Meny invente la concession PSA
...avant l'inauguration des sites, prévue au printemps prochain, le groupe s'explique.
"Nous sommes beaucoup plus dépendants du constructeur aujourd'hui qu'avant le règlement européen". Richard Meny, président du groupe éponyme, a beau dresser un constat mitigé des évolutions voulues par Bruxelles, cela ne l'empêche pas d'utiliser à plein les opportunités qu'elles libèrent. Depuis septembre dernier en effet, la concession de Toul a été le premier site du groupe à afficher un visage à double face Peugeot/Citroën. Le 15 novembre, celui de Neufchâteau lui emboîtait le pas. Les deux implantations doivent prochainement être inaugurées. L'occasion, peut-être de voir les directions commerciales des deux marques, qui ne sont pour l'heure pas venues visiter ses affaires.

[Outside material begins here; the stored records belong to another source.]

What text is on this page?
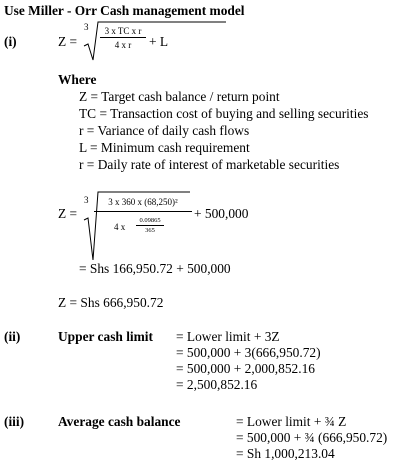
Use Miller - Orr Cash management model
(i)	Z =
3	3 x TC x r
4 x r	+ L
Where
Z = Target cash balance / return point
TC = Transaction cost of buying and selling securities
r = Variance of daily cash flows
L = Minimum cash requirement
r = Daily rate of interest of marketable securities
Z =
3	3 x 360 x (68,250)²
4 x
0.09865
365
+ 500,000
= Shs 166,950.72 + 500,000
Z = Shs 666,950.72
(ii)	Upper cash limit = Lower limit + 3Z
= 500,000 + 3(666,950.72)
= 500,000 + 2,000,852.16
= 2,500,852.16
(iii)	Average cash balance	= Lower limit + ¾ Z
= 500,000 + ¾ (666,950.72)
= Sh 1,000,213.04
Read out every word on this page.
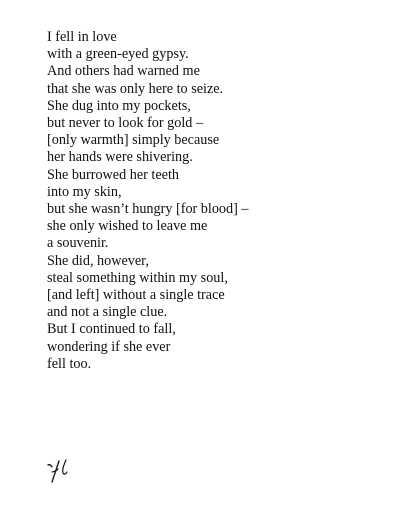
I fell in love
with a green-eyed gypsy.
And others had warned me
that she was only here to seize.
She dug into my pockets,
but never to look for gold –
[only warmth] simply because
her hands were shivering.
She burrowed her teeth
into my skin,
but she wasn’t hungry [for blood] –
she only wished to leave me
a souvenir.
She did, however,
steal something within my soul,
[and left] without a single trace
and not a single clue.
But I continued to fall,
wondering if she ever
fell too.
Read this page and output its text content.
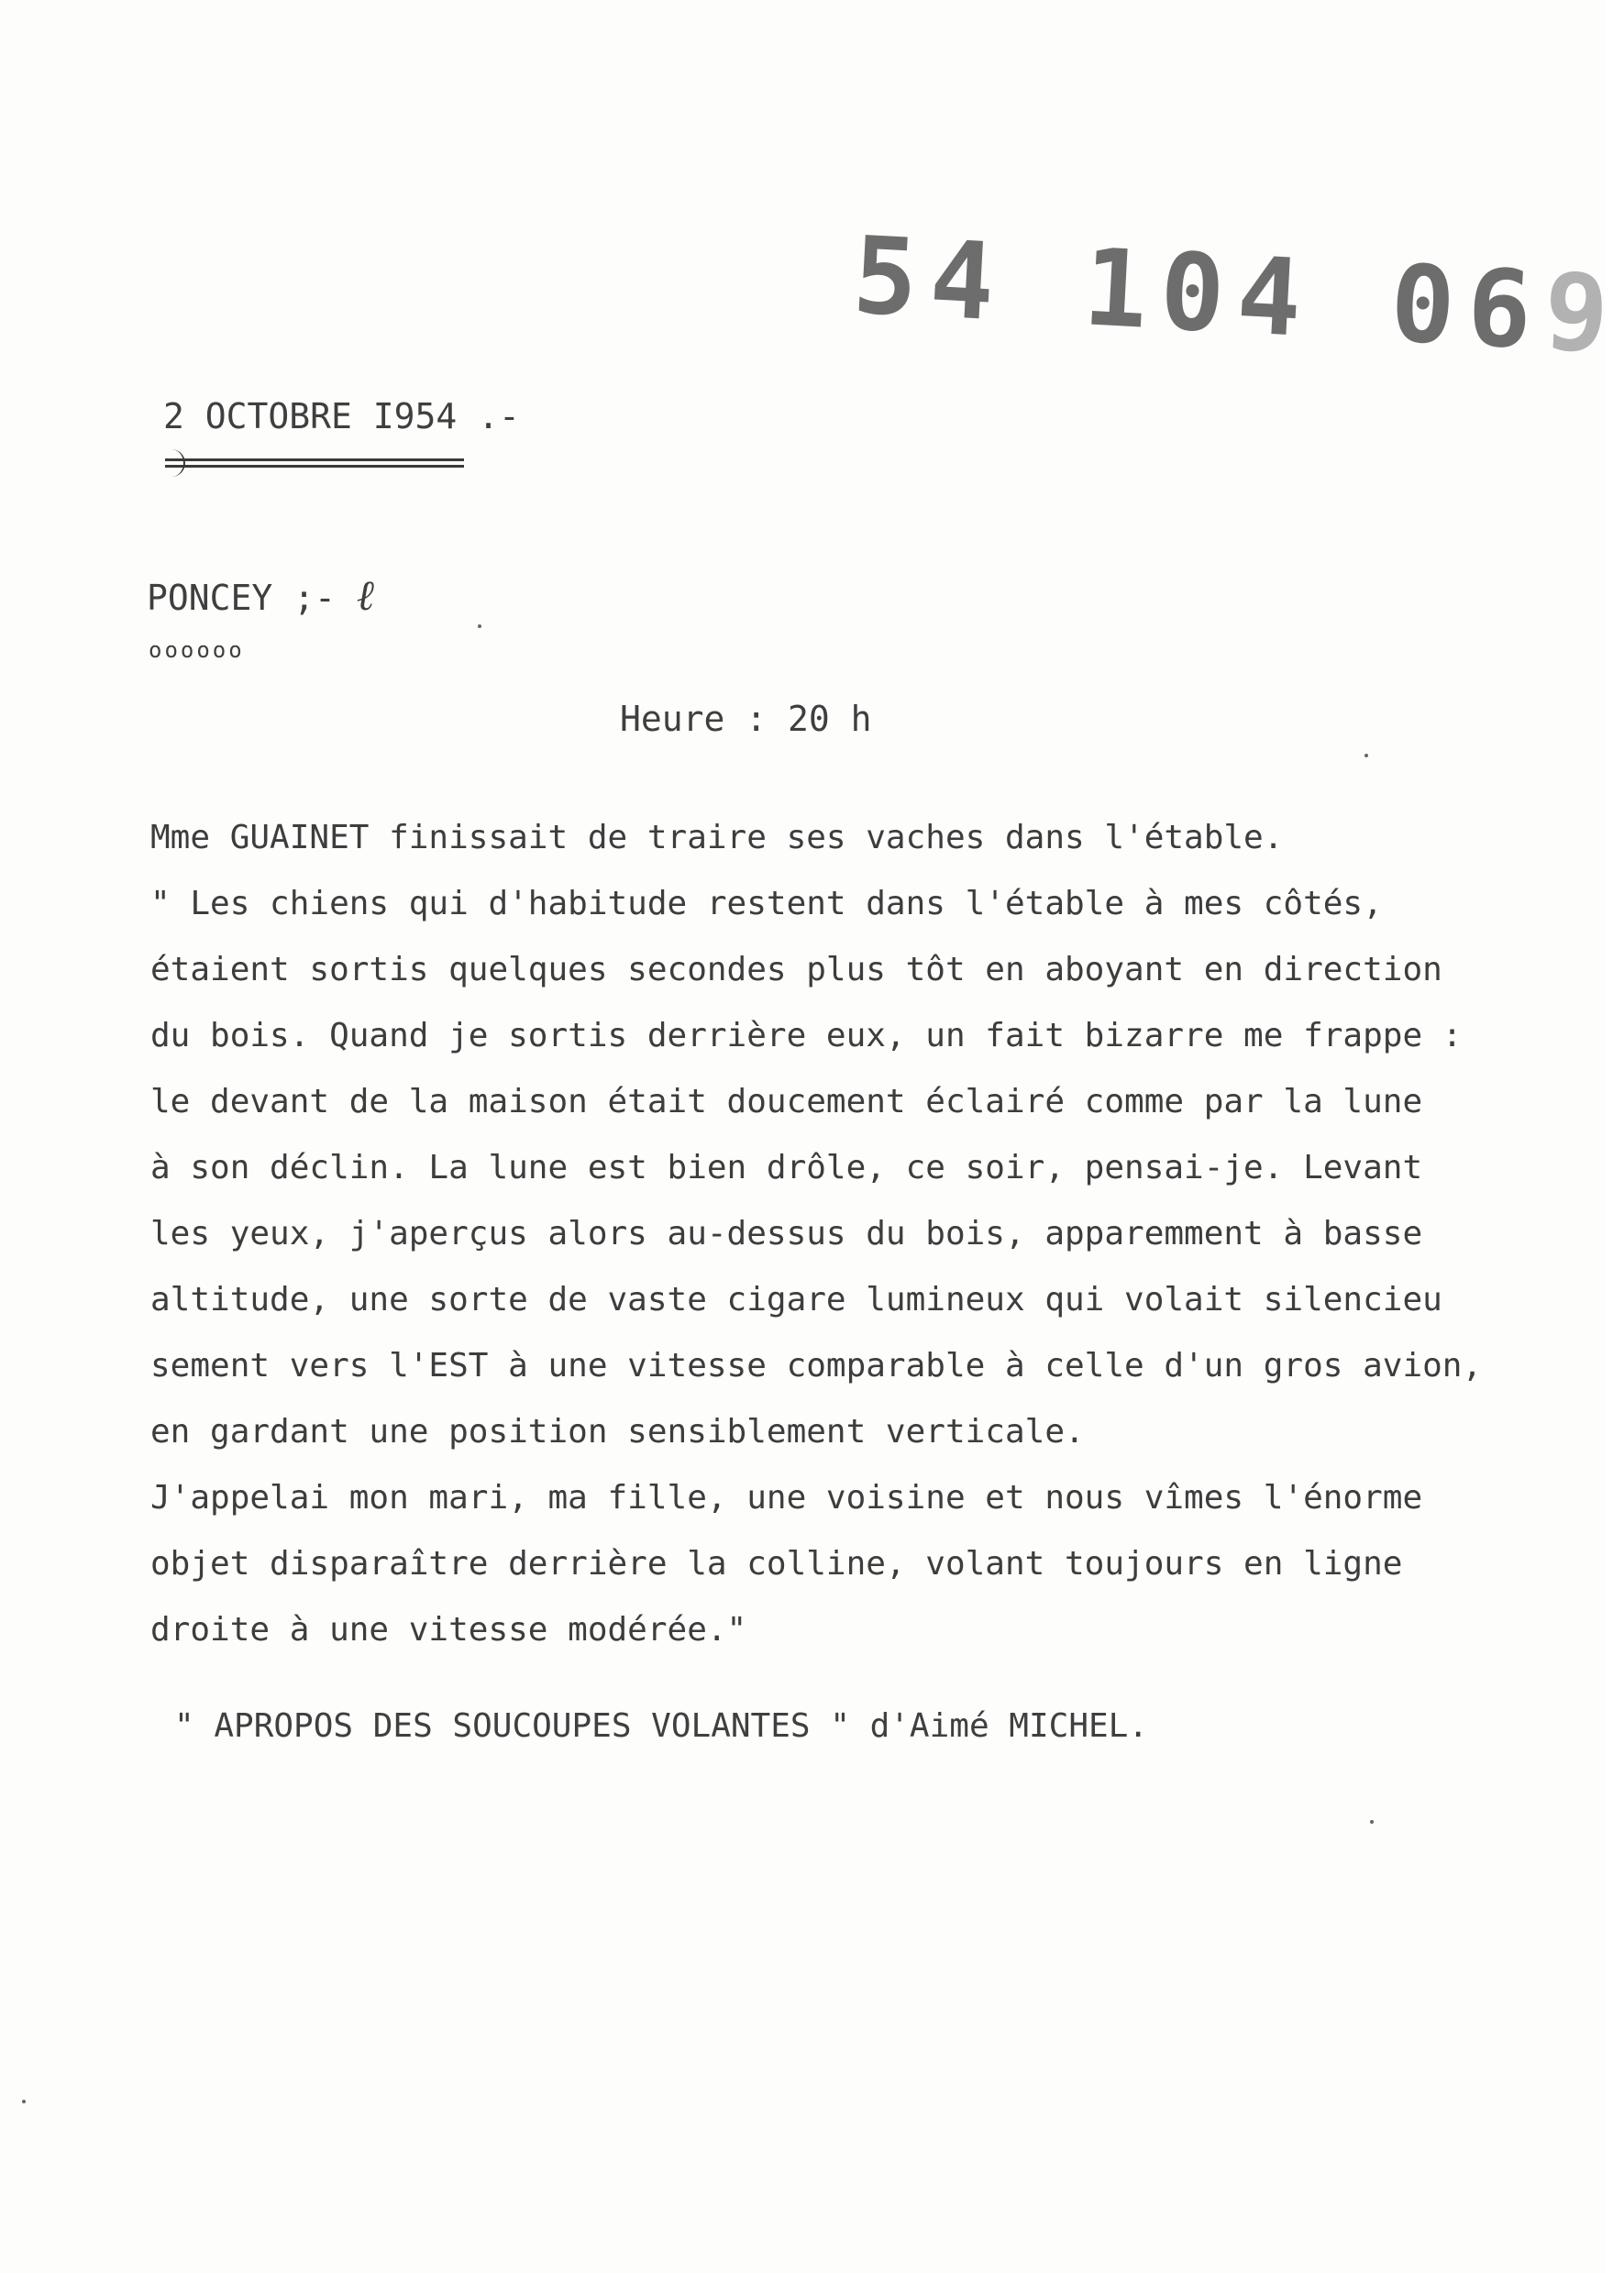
54 104 069
2 OCTOBRE I954 .-
PONCEY ;- ℓ
oooooo
Heure : 20 h
Mme GUAINET finissait de traire ses vaches dans l'étable.
" Les chiens qui d'habitude restent dans l'étable à mes côtés,
étaient sortis quelques secondes plus tôt en aboyant en direction
du bois. Quand je sortis derrière eux, un fait bizarre me frappe :
le devant de la maison était doucement éclairé comme par la lune
à son déclin. La lune est bien drôle, ce soir, pensai-je. Levant
les yeux, j'aperçus alors au-dessus du bois, apparemment à basse
altitude, une sorte de vaste cigare lumineux qui volait silencieu
sement vers l'EST à une vitesse comparable à celle d'un gros avion,
en gardant une position sensiblement verticale.
J'appelai mon mari, ma fille, une voisine et nous vîmes l'énorme
objet disparaître derrière la colline, volant toujours en ligne
droite à une vitesse modérée."
" APROPOS DES SOUCOUPES VOLANTES " d'Aimé MICHEL.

Distributeur Peugeot depuis 1994, Richard Meny affiche jusqu'à cinq sites, avant d'en céder deux, en 2002, pour éviter de multiplier les investissements rendus "obligatoires" en termes de standards. Pourtant, dès 2004, le groupe reprend les affaires Citroën de Toul et de Neufchâteau, villes dans lesquelles il possède une implantation Peugeot. "Je les avais repris dans l'idée de les lier", confie d'ailleurs Richard Meny. Et déjà à l'époque, les directions se montraient réticentes. "Je pense qu'elles ne voulaient pas qu'on voit ce qu'il se passe dans le réseau d'en face. Au niveau de la rémunération, par exemple". En août 2006, il parvient à imposer son projet aux deux marques et investit 650 000 euros à Toul et 400 000 euros à Neufchâteau. Il transforme ses showrooms Peugeot en Citroën, en prenant soin de respecter les standards, puis adosse une Bluebox à l'ensemble. Le résultat est étonnant. Le client passe d'un univers à l'autre sans traverser quelconque parking. D'ailleurs, Richard Meny se souvient des négociations sur ce point et la difficulté pour faire accepter l'idée aux constructeurs : "Au départ, ça les a heurtés. Ils ne m'ont pas facilité la tâche. En définitive, conclut-il, je me demande si ça n'aurait pas été plus simple de faire un site Peugeot/Opel ou Peugeot/Fiat". "Ils voulaient que ce soit totalement séparé. Après, ils ont accepté une porte, puis enfin une zone commune pour le financement".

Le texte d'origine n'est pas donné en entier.